When Letty came up to him a few moments later, he greeted her with a strong reproof, blaming her for neglecting her sisterly duties. “How could you have permitted your sister to make a spectacle of herself on the dance floor?” he demanded.

Letty, taken aback, responded with annoyance, “You are being positively gothic, Brandon,” she told him shortly. “
Everyone
dances the waltz in Bath. Even my aunt sees nothing objectionable in it, so I don’t see why you should disapprove. Of what concern can it be to you, in any case?”

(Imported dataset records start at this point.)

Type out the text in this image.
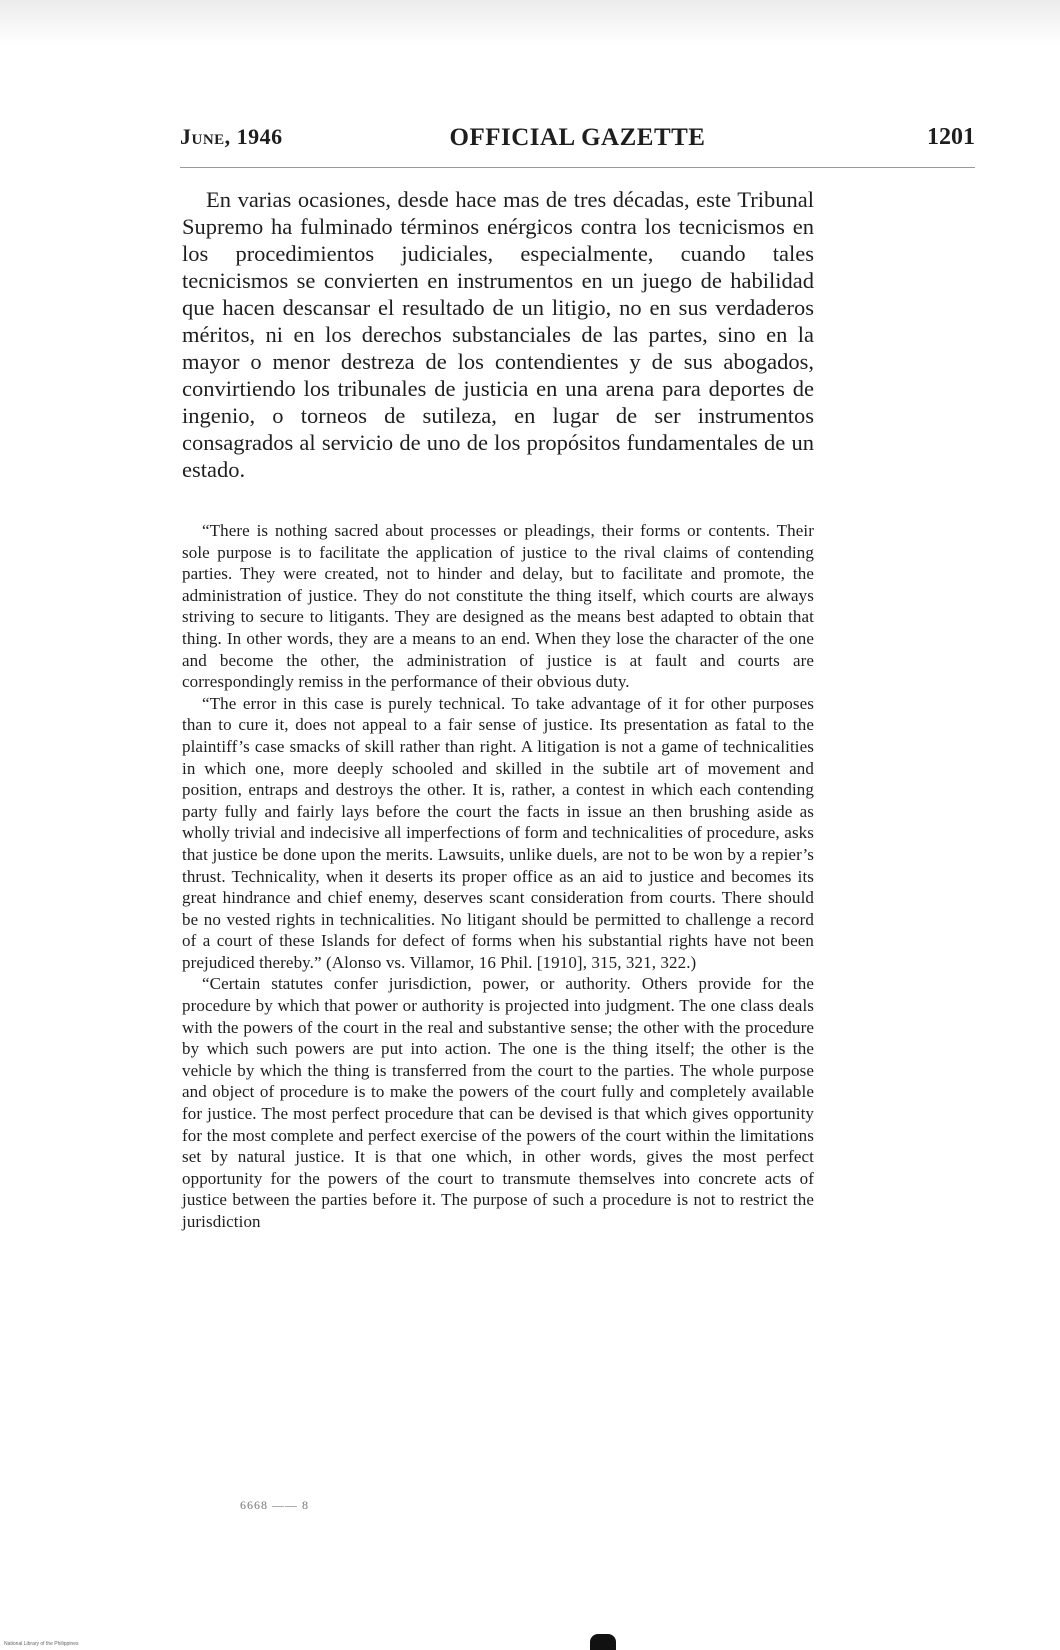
June, 1946	OFFICIAL GAZETTE	1201

En varias ocasiones, desde hace mas de tres décadas, este Tribunal Supremo ha fulminado términos enérgicos contra los tecnicismos en los procedimientos judiciales, especialmente, cuando tales tecnicismos se convierten en instrumentos en un juego de habilidad que hacen descansar el resultado de un litigio, no en sus verdaderos méritos, ni en los derechos substanciales de las partes, sino en la mayor o menor destreza de los contendientes y de sus abogados, convirtiendo los tribunales de justicia en una arena para deportes de ingenio, o torneos de sutileza, en lugar de ser instrumentos consagrados al servicio de uno de los propósitos fundamentales de un estado.

“There is nothing sacred about processes or pleadings, their forms or contents. Their sole purpose is to facilitate the application of justice to the rival claims of contending parties. They were created, not to hinder and delay, but to facilitate and promote, the administration of justice. They do not constitute the thing itself, which courts are always striving to secure to litigants. They are designed as the means best adapted to obtain that thing. In other words, they are a means to an end. When they lose the character of the one and become the other, the administration of justice is at fault and courts are correspondingly remiss in the performance of their obvious duty.

“The error in this case is purely technical. To take advantage of it for other purposes than to cure it, does not appeal to a fair sense of justice. Its presentation as fatal to the plaintiff’s case smacks of skill rather than right. A litigation is not a game of technicalities in which one, more deeply schooled and skilled in the subtile art of movement and position, entraps and destroys the other. It is, rather, a contest in which each contending party fully and fairly lays before the court the facts in issue an then brushing aside as wholly trivial and indecisive all imperfections of form and technicalities of procedure, asks that justice be done upon the merits. Lawsuits, unlike duels, are not to be won by a repier’s thrust. Technicality, when it deserts its proper office as an aid to justice and becomes its great hindrance and chief enemy, deserves scant consideration from courts. There should be no vested rights in technicalities. No litigant should be permitted to challenge a record of a court of these Islands for defect of forms when his substantial rights have not been prejudiced thereby.” (Alonso vs. Villamor, 16 Phil. [1910], 315, 321, 322.)

“Certain statutes confer jurisdiction, power, or authority. Others provide for the procedure by which that power or authority is projected into judgment. The one class deals with the powers of the court in the real and substantive sense; the other with the procedure by which such powers are put into action. The one is the thing itself; the other is the vehicle by which the thing is transferred from the court to the parties. The whole purpose and object of procedure is to make the powers of the court fully and completely available for justice. The most perfect procedure that can be devised is that which gives opportunity for the most complete and perfect exercise of the powers of the court within the limitations set by natural justice. It is that one which, in other words, gives the most perfect opportunity for the powers of the court to transmute themselves into concrete acts of justice between the parties before it. The purpose of such a procedure is not to restrict the jurisdiction

6668 —— 8
National Library of the Philippines
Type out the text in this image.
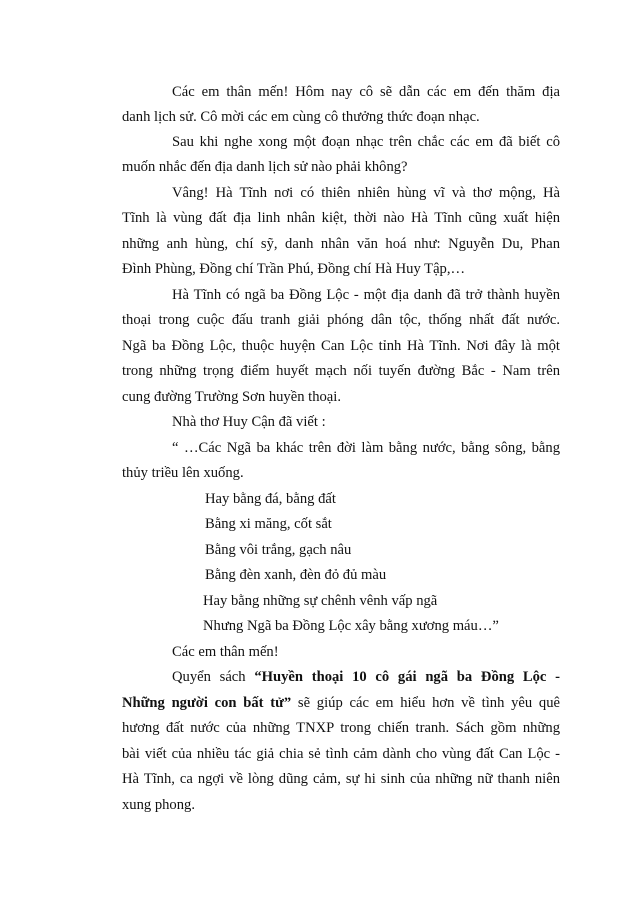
Các em thân mến! Hôm nay cô sẽ dẫn các em đến thăm địa
danh lịch sử. Cô mời các em cùng cô thưởng thức đoạn nhạc.
Sau khi nghe xong một đoạn nhạc trên chắc các em đã biết cô
muốn nhắc đến địa danh lịch sử nào phải không?
Vâng! Hà Tĩnh nơi có thiên nhiên hùng vĩ và thơ mộng, Hà
Tĩnh là vùng đất địa linh nhân kiệt, thời nào Hà Tĩnh cũng xuất hiện
những anh hùng, chí sỹ, danh nhân văn hoá như: Nguyễn Du, Phan
Đình Phùng, Đồng chí Trần Phú, Đồng chí Hà Huy Tập,…
Hà Tĩnh có ngã ba Đồng Lộc - một địa danh đã trở thành huyền
thoại trong cuộc đấu tranh giải phóng dân tộc, thống nhất đất nước.
Ngã ba Đồng Lộc, thuộc huyện Can Lộc tỉnh Hà Tĩnh. Nơi đây là một
trong những trọng điểm huyết mạch nối tuyến đường Bắc - Nam trên
cung đường Trường Sơn huyền thoại.
Nhà thơ Huy Cận đã viết :
“ …Các Ngã ba khác trên đời làm bằng nước, bằng sông, bằng
thủy triều lên xuống.
Hay bằng đá, bằng đất
Bằng xi măng, cốt sắt
Bằng vôi trắng, gạch nâu
Bằng đèn xanh, đèn đỏ đủ màu
Hay bằng những sự chênh vênh vấp ngã
Nhưng Ngã ba Đồng Lộc xây bằng xương máu…”
Các em thân mến!
Quyển sách “Huyền thoại 10 cô gái ngã ba Đồng Lộc -
Những người con bất tử” sẽ giúp các em hiểu hơn về tình yêu quê
hương đất nước của những TNXP trong chiến tranh. Sách gồm những
bài viết của nhiều tác giả chia sẻ tình cảm dành cho vùng đất Can Lộc -
Hà Tĩnh, ca ngợi về lòng dũng cảm, sự hi sinh của những nữ thanh niên
xung phong.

Brandon, having no answer, lapsed into a glum silence. Letty would have liked to walk away from him, but she caught a glimpse of Roger across the room, talking to Mr. Eberly but looking directly at them. She pulled up a chair and sat down beside Brandon with a sigh. “Don’t glower so, Brandon,” she begged. “Roger is looking at us.”

“Bother Roger and bother this ball,” Brandon said pettishly. “I wish I hadn’t let you talk me into coming. By your leave, Letty, I’m bound to tell you that every time I let you persuade me to do anything, I soon regret it.”

“Of all the ungallant things I’ve ever heard you say,” Letty said in chagrin, “that is the worst. I never thought, Brandon Peake, that you could be so churlish and unkind. I thought you were my
friend
.”

Brandon, completely unequal to feminine attacks, completely unable to withstand their flashing eyes and quivering voices, subsided at once. “I … I’m sorry, Letty,” he mumbled uneasily. “I didn’t mean—”

“For heaven’s sake, don’t look so miserable,” Letty said uncomfortably, keeping her eye on Roger as she spoke. “How can Lord Denham possibly believe that we’re lovers when you look so glum in my company.”

“Lovers!” Brandon groaned. “How does one look like a lover?”

“Stop asking me those silly questions. Just look at me and
smile.
Talk to me! Say something … anything! We used to have very interesting conversations when we first met. Can’t we do so now?”